DOI: 10.1615/CritRevImmunol.v21.i1-3.40
18 pages

T-Cell Receptor-Derived Peptides in Immunoregulation and Therapy of Retrovirally Induced Immunosuppression

John J. Marchalonis
Department of Immunobiology, University of Arizona College of Medicine P.O. Box 24-5049 Tucson, AZ 85724
Ian F. Robey
Arizona Cancer Center; Microbiology and Immunology, College of Medicine, University of Arizona, Tucson, AZ 85724
Allen B. Edmundson
Oklahoma Medical Research Foundation, Oklahoma City, OK 73104
R. Tomas Sepulveda
Microbiology and Immunology, College of Medicine, and College of Public Health, University of Arizona, Tucson, AZ 85724
Ronald R. Watson
2College of Public Health, University of Arizona, Tucson, AZ 85724

RÉSUMÉ

Retrovirally infected humans and mice showed progressive acquired immunodeficiency accompanied by the production of elevated levels of autoantibodies directed against T-cell receptor variable-domain epitopes. Epitope mapping analyses indicated that a major determinant recognized was defined by a 16-mer peptide containing the entire CDR1 segment and part of the FR2 region of human Vb8, and that both species showed reactivity to the same sequence. Either prophylactic or therapeutic administration of this peptide to retrovirusinfected C57/BL/6 mice normalized the balance of TH1- and TH2-type helper activity and restored the resistance to infection by the opportunistic parasite Cryptosporidium.
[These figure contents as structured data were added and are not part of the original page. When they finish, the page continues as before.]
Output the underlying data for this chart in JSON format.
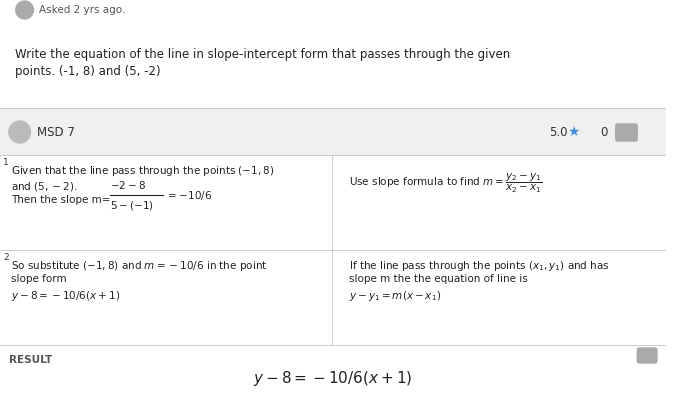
{
  "bg_color": "#ffffff",
  "header_bg": "#f0f0f0",
  "divider_color": "#cccccc",
  "question_text_line1": "Write the equation of the line in slope-intercept form that passes through the given",
  "question_text_line2": "points. (-1, 8) and (5, -2)",
  "user_name": "MSD 7",
  "rating": "5.0",
  "rating_color": "#4a90d9",
  "step1_left_line1": "Given that the line pass through the points $(-1, 8)$",
  "step1_left_line2": "and $(5, -2)$.",
  "step1_left_line3a": "Then the slope m=",
  "step1_left_frac_num": "$-2-8$",
  "step1_left_frac_den": "$5-(-1)$",
  "step1_left_line3b": "= $-10/6$",
  "step1_right_line1": "Use slope formula to find $m = \\dfrac{y_2 - y_1}{x_2 - x_1}$",
  "step2_left_line1": "So substitute $(-1, 8)$ and $m = -10/6$ in the point",
  "step2_left_line2": "slope form",
  "step2_left_line3": "$y - 8 = -10/6(x+1)$",
  "step2_right_line1": "If the line pass through the points $(x_1, y_1)$ and has",
  "step2_right_line2": "slope m the the equation of line is",
  "step2_right_line3": "$y - y_1 = m(x - x_1)$",
  "result_label": "RESULT",
  "result_formula": "$y - 8 = -10/6(x+1)$",
  "asked_text": "Asked 2 yrs ago.",
  "avatar_color": "#aaaaaa",
  "chat_icon_color": "#aaaaaa",
  "chat_count": "0"
}
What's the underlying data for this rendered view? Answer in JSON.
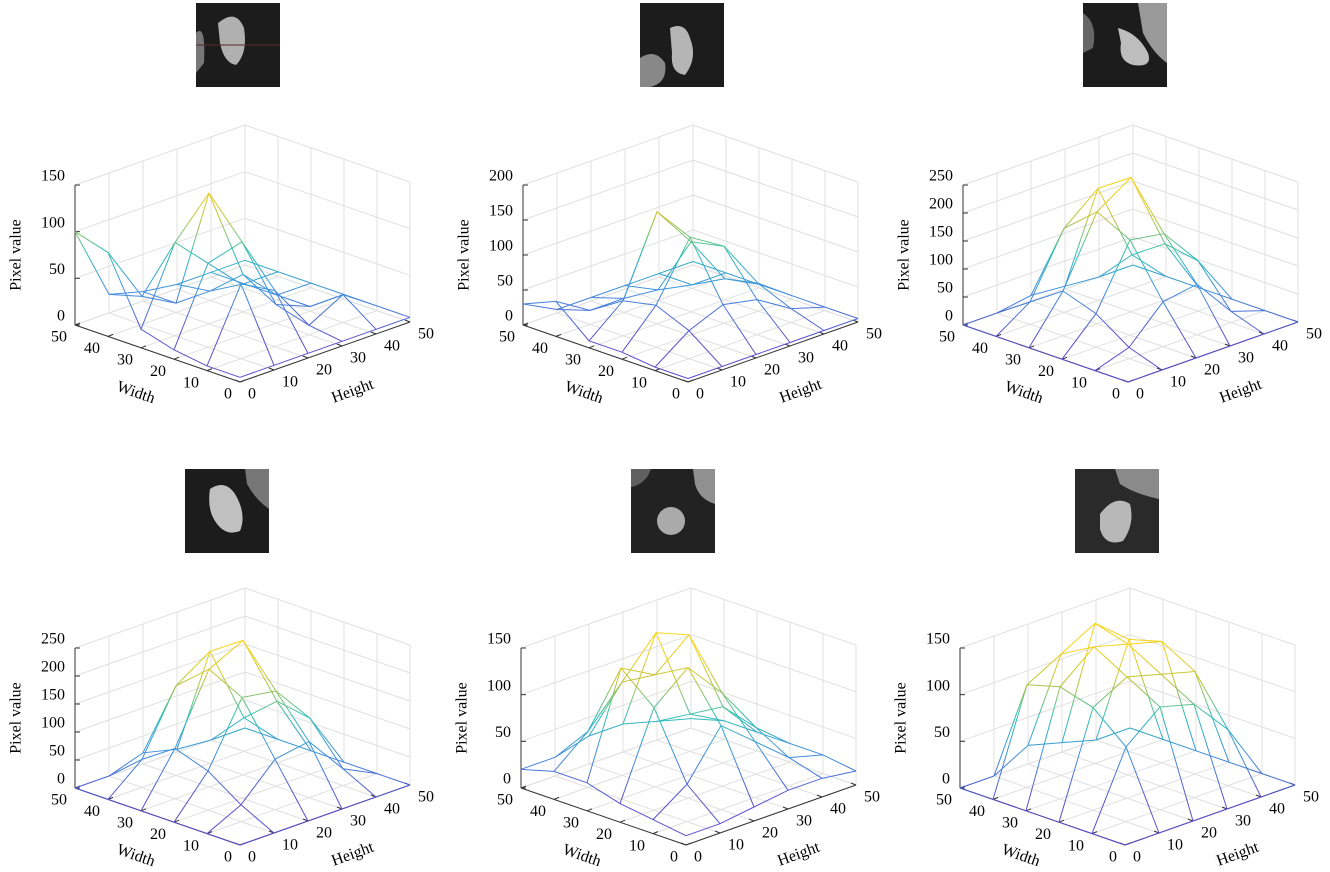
{
  "chart_data": [
    {
      "type": "surface",
      "xlabel": "Width",
      "ylabel": "Height",
      "zlabel": "Pixel value",
      "x": [
        0,
        10,
        20,
        30,
        40,
        50
      ],
      "y": [
        0,
        10,
        20,
        30,
        40,
        50
      ],
      "z": [
        [
          5,
          5,
          5,
          5,
          5,
          5
        ],
        [
          5,
          80,
          60,
          10,
          30,
          5
        ],
        [
          10,
          90,
          100,
          20,
          5,
          5
        ],
        [
          20,
          100,
          140,
          40,
          5,
          5
        ],
        [
          90,
          30,
          10,
          10,
          5,
          5
        ],
        [
          100,
          20,
          10,
          5,
          5,
          5
        ]
      ],
      "xlim": [
        0,
        50
      ],
      "ylim": [
        0,
        50
      ],
      "zlim": [
        0,
        150
      ],
      "xticks": [
        0,
        10,
        20,
        30,
        40,
        50
      ],
      "yticks": [
        0,
        10,
        20,
        30,
        40,
        50
      ],
      "zticks": [
        0,
        50,
        100,
        150
      ],
      "grid": true
    },
    {
      "type": "surface",
      "xlabel": "Width",
      "ylabel": "Height",
      "zlabel": "Pixel value",
      "x": [
        0,
        10,
        20,
        30,
        40,
        50
      ],
      "y": [
        0,
        10,
        20,
        30,
        40,
        50
      ],
      "z": [
        [
          5,
          5,
          5,
          5,
          5,
          5
        ],
        [
          5,
          40,
          60,
          50,
          20,
          5
        ],
        [
          10,
          60,
          140,
          110,
          40,
          5
        ],
        [
          10,
          50,
          160,
          100,
          30,
          5
        ],
        [
          50,
          20,
          20,
          15,
          5,
          5
        ],
        [
          30,
          5,
          5,
          5,
          5,
          5
        ]
      ],
      "xlim": [
        0,
        50
      ],
      "ylim": [
        0,
        50
      ],
      "zlim": [
        0,
        200
      ],
      "xticks": [
        0,
        10,
        20,
        30,
        40,
        50
      ],
      "yticks": [
        0,
        10,
        20,
        30,
        40,
        50
      ],
      "zticks": [
        0,
        50,
        100,
        150,
        200
      ],
      "grid": true
    },
    {
      "type": "surface",
      "xlabel": "Width",
      "ylabel": "Height",
      "zlabel": "Pixel value",
      "x": [
        0,
        10,
        20,
        30,
        40,
        50
      ],
      "y": [
        0,
        10,
        20,
        30,
        40,
        50
      ],
      "z": [
        [
          0,
          0,
          0,
          0,
          0,
          0
        ],
        [
          0,
          20,
          80,
          90,
          20,
          0
        ],
        [
          0,
          60,
          170,
          160,
          90,
          0
        ],
        [
          0,
          80,
          200,
          240,
          100,
          0
        ],
        [
          0,
          40,
          150,
          200,
          60,
          0
        ],
        [
          0,
          0,
          10,
          5,
          0,
          0
        ]
      ],
      "xlim": [
        0,
        50
      ],
      "ylim": [
        0,
        50
      ],
      "zlim": [
        0,
        250
      ],
      "xticks": [
        0,
        10,
        20,
        30,
        40,
        50
      ],
      "yticks": [
        0,
        10,
        20,
        30,
        40,
        50
      ],
      "zticks": [
        0,
        50,
        100,
        150,
        200,
        250
      ],
      "grid": true
    },
    {
      "type": "surface",
      "xlabel": "Width",
      "ylabel": "Height",
      "zlabel": "Pixel value",
      "x": [
        0,
        10,
        20,
        30,
        40,
        50
      ],
      "y": [
        0,
        10,
        20,
        30,
        40,
        50
      ],
      "z": [
        [
          0,
          0,
          0,
          0,
          0,
          0
        ],
        [
          0,
          30,
          90,
          100,
          30,
          0
        ],
        [
          0,
          70,
          180,
          170,
          100,
          0
        ],
        [
          0,
          90,
          210,
          240,
          110,
          0
        ],
        [
          0,
          50,
          160,
          200,
          60,
          0
        ],
        [
          0,
          0,
          20,
          5,
          0,
          0
        ]
      ],
      "xlim": [
        0,
        50
      ],
      "ylim": [
        0,
        50
      ],
      "zlim": [
        0,
        250
      ],
      "xticks": [
        0,
        10,
        20,
        30,
        40,
        50
      ],
      "yticks": [
        0,
        10,
        20,
        30,
        40,
        50
      ],
      "zticks": [
        0,
        50,
        100,
        150,
        200,
        250
      ],
      "grid": true
    },
    {
      "type": "surface",
      "xlabel": "Width",
      "ylabel": "Height",
      "zlabel": "Pixel value",
      "x": [
        0,
        10,
        20,
        30,
        40,
        50
      ],
      "y": [
        0,
        10,
        20,
        30,
        40,
        50
      ],
      "z": [
        [
          10,
          10,
          15,
          20,
          20,
          15
        ],
        [
          15,
          40,
          90,
          60,
          30,
          20
        ],
        [
          20,
          110,
          140,
          100,
          50,
          20
        ],
        [
          30,
          140,
          120,
          150,
          60,
          20
        ],
        [
          30,
          60,
          100,
          140,
          40,
          20
        ],
        [
          20,
          20,
          30,
          30,
          20,
          10
        ]
      ],
      "xlim": [
        0,
        50
      ],
      "ylim": [
        0,
        50
      ],
      "zlim": [
        0,
        150
      ],
      "xticks": [
        0,
        10,
        20,
        30,
        40,
        50
      ],
      "yticks": [
        0,
        10,
        20,
        30,
        40,
        50
      ],
      "zticks": [
        0,
        50,
        100,
        150
      ],
      "grid": true
    },
    {
      "type": "surface",
      "xlabel": "Width",
      "ylabel": "Height",
      "zlabel": "Pixel value",
      "x": [
        0,
        10,
        20,
        30,
        40,
        50
      ],
      "y": [
        0,
        10,
        20,
        30,
        40,
        50
      ],
      "z": [
        [
          0,
          0,
          0,
          0,
          0,
          0
        ],
        [
          0,
          80,
          110,
          100,
          60,
          0
        ],
        [
          0,
          110,
          130,
          120,
          110,
          0
        ],
        [
          0,
          120,
          150,
          140,
          130,
          0
        ],
        [
          0,
          110,
          130,
          150,
          120,
          0
        ],
        [
          0,
          0,
          20,
          10,
          0,
          0
        ]
      ],
      "xlim": [
        0,
        50
      ],
      "ylim": [
        0,
        50
      ],
      "zlim": [
        0,
        150
      ],
      "xticks": [
        0,
        10,
        20,
        30,
        40,
        50
      ],
      "yticks": [
        0,
        10,
        20,
        30,
        40,
        50
      ],
      "zticks": [
        0,
        50,
        100,
        150
      ],
      "grid": true
    }
  ]
}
Administration of the peptide did not generate significantly increased levels of autoantibody, but had a profound effect on T-cell activity as well as other aspects of inflammation, including NK-cell activity. A 16-mer derived from the Jb sequence showed similar functional effects on T cells from retrovirus-infected mice. Direct binding of the Vb CDR1 peptide to recombinant TCR Va/Vb constructs, as well as to IgM natural autoantibodies, suggests that the cell surface receptor for the peptide is the a/b TCR on T cells and surface IgM in B cells. The Vb CDR1 peptide stimulated division of murine splenocytes in vitro, stimulated the production of the TH1 cytokine IL-2, and synergized with the T-cell mitogen concanavalin A in proliferation and IL-2 production. These studies indicate that administration of peptides derived from T-cell receptor variable domains to animals immunosuppressed as a result of retroviral infection has a profound immunomodulatory effect enhancing overall T-cell functional capacity, particularly with respect to the cytokine production characteristic of TH1-type cells. Our studies are interpreted in the context of other recent investigations of immunomodulatory peptides.